Quasi come in sala, senza occhialini 3DGraficamente i passi avanti rispetto al primo capitolo sono davvero pochi, quindi sapete già cosa dovete aspettarvi dall’utilizzo “made in Konami” del motore Unreal: ambienti non molto dettagliati e simili tra loro e animazioni non eccezionali. Nonostante questo, come già accennato le atmosfere dei film sono rese alla perfezione, grazie a una scelta cromatica scura e al frequente utilizzo dei cliché della pellicola quali le televisioni in cui compare Jigsaw o i suoi stessi costumi. Il sonoro è forse l’aspetto migliore della produzione (ancora una volta), perché a doppiare Jigsaw ci pensa nuovamente l’interprete originale (ovviamente in inglese) e anche le voci degli altri protagonisti sono ottimamente campionate. Insomma, se siete amanti della serie cinematografica e non vi siete persi neanche un episodio questo SAW 2: Flesh&Blood potrebbe a tratti rappresentare per voi un’interessante esperienza ludica, ma solo se saprete soprassedere i difetti che vi abbiamo descritto. Tutti gli altri sanno dove andare a pescare survival horror decisamente migliori.

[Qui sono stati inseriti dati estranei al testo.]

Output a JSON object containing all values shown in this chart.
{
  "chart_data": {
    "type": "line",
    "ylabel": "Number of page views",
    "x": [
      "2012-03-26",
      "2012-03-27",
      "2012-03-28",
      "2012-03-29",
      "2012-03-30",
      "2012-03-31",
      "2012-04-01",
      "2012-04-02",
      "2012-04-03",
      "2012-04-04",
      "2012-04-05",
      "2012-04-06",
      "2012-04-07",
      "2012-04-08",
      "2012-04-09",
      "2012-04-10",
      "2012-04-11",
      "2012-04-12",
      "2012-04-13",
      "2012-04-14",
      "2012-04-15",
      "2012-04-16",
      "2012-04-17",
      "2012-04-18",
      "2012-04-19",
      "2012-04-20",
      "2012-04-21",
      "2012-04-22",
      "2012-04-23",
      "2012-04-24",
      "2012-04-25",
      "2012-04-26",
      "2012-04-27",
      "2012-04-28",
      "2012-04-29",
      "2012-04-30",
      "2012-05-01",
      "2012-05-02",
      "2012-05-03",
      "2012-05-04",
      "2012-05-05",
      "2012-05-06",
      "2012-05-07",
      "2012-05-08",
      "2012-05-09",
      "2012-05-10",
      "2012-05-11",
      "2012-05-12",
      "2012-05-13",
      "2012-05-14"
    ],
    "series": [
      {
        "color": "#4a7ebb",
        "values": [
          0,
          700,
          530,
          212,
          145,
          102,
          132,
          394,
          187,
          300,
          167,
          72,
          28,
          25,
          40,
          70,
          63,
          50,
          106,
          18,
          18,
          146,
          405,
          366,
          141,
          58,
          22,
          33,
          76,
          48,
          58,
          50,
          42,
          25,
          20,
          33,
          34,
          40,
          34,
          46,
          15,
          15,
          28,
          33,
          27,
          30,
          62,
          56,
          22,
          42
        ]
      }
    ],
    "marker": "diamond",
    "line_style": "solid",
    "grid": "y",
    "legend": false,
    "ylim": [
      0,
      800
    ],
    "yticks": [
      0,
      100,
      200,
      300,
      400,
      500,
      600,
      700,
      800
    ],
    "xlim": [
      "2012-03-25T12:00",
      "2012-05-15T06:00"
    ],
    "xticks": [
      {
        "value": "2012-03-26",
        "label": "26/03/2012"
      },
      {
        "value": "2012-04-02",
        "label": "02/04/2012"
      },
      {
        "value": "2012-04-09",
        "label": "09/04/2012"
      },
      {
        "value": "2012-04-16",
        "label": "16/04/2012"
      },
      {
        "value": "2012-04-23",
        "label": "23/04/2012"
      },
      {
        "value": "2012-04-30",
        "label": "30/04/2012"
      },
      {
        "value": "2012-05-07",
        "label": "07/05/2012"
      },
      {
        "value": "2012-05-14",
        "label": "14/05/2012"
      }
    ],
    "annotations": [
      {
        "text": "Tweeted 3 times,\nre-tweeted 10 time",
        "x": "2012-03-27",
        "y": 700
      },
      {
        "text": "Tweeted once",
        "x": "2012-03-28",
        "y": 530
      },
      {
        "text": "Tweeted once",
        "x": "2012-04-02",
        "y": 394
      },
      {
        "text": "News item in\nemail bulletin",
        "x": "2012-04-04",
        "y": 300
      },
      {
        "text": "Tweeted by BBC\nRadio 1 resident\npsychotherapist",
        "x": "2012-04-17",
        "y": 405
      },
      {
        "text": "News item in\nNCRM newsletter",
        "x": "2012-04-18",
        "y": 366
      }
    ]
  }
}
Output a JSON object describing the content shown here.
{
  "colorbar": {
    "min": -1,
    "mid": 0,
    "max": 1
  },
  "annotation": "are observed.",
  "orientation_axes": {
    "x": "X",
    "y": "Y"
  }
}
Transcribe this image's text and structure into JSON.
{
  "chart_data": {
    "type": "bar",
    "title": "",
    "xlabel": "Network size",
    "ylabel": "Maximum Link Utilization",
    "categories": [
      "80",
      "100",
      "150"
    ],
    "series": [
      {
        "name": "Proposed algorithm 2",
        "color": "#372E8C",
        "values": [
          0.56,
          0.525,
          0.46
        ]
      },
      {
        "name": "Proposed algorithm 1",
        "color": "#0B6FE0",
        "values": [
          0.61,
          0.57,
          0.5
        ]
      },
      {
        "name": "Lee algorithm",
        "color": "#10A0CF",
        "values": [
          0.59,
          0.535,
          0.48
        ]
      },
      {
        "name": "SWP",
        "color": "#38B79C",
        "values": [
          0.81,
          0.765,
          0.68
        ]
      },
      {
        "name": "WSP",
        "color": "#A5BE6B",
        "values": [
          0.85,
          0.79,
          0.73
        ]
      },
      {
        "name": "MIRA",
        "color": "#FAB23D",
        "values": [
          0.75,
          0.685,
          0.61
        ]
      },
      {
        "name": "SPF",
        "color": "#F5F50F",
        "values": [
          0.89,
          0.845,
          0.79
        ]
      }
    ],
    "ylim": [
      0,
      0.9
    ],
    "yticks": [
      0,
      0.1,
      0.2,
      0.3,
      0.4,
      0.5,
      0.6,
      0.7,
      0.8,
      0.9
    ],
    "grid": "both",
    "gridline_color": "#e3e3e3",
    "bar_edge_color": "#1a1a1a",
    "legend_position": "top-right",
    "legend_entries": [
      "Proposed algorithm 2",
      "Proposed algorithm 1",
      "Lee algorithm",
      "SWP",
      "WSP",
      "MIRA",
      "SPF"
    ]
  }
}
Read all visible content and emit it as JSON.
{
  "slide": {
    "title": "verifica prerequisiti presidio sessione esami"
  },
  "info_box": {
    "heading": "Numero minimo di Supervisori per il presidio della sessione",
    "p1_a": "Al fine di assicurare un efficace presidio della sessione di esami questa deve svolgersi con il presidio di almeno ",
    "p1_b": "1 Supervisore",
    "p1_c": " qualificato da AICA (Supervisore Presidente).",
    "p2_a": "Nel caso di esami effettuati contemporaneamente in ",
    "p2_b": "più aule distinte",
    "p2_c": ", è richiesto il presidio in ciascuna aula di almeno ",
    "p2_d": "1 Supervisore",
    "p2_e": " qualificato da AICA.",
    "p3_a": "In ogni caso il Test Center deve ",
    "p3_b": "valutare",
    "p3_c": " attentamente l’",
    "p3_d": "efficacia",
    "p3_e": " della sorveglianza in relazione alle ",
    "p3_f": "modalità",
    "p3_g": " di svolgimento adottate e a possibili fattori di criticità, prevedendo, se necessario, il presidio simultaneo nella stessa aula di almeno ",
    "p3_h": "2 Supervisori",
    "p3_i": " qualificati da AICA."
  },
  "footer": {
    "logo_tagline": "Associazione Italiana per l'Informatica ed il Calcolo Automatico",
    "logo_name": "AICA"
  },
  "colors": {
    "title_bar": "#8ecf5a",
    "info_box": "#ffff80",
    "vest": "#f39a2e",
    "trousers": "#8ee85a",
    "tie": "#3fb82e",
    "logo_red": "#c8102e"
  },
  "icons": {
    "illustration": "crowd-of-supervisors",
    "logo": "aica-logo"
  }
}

– Atmosfere del film ricreate alla perfezione

– Sistema di controllo migliorato

– Alcuni buoni puzzle ed enigmi…

– Utilizzo dei QTE esagerato

– Sistema di check point da rivedere

– …altri presto tediosi e ripetitivi

6.3

Inutile far finta di nulla: SAW 2: Flesh & Blood lascia l’amaro in bocca. Con un minimo di varietà in più e con una maggior cura in dettagli non trascurabili come i QTE e i punti di salvataggio, ci troveremmo di fronte ad un survival horror in grado di competere adeguatamente con i suoi concorrenti dell’attuale generazione. Così com’è paga invece alcuni difetti di gioventù da cui evidentemente Konami non ha imparato a difendersi, e si relega ad un target composto dai soli fan della serie cinematografica. A loro il gioco piacerà perché ritroveranno tutto ciò che si aspettano da un film di SAW, però dovranno scontrarsi con i difetti evinti in fase di recensione. Se invece non siete appassionati delle manie di Jigsaw, lasciate perdere e soddisfate la vostra voglia di paura altrove.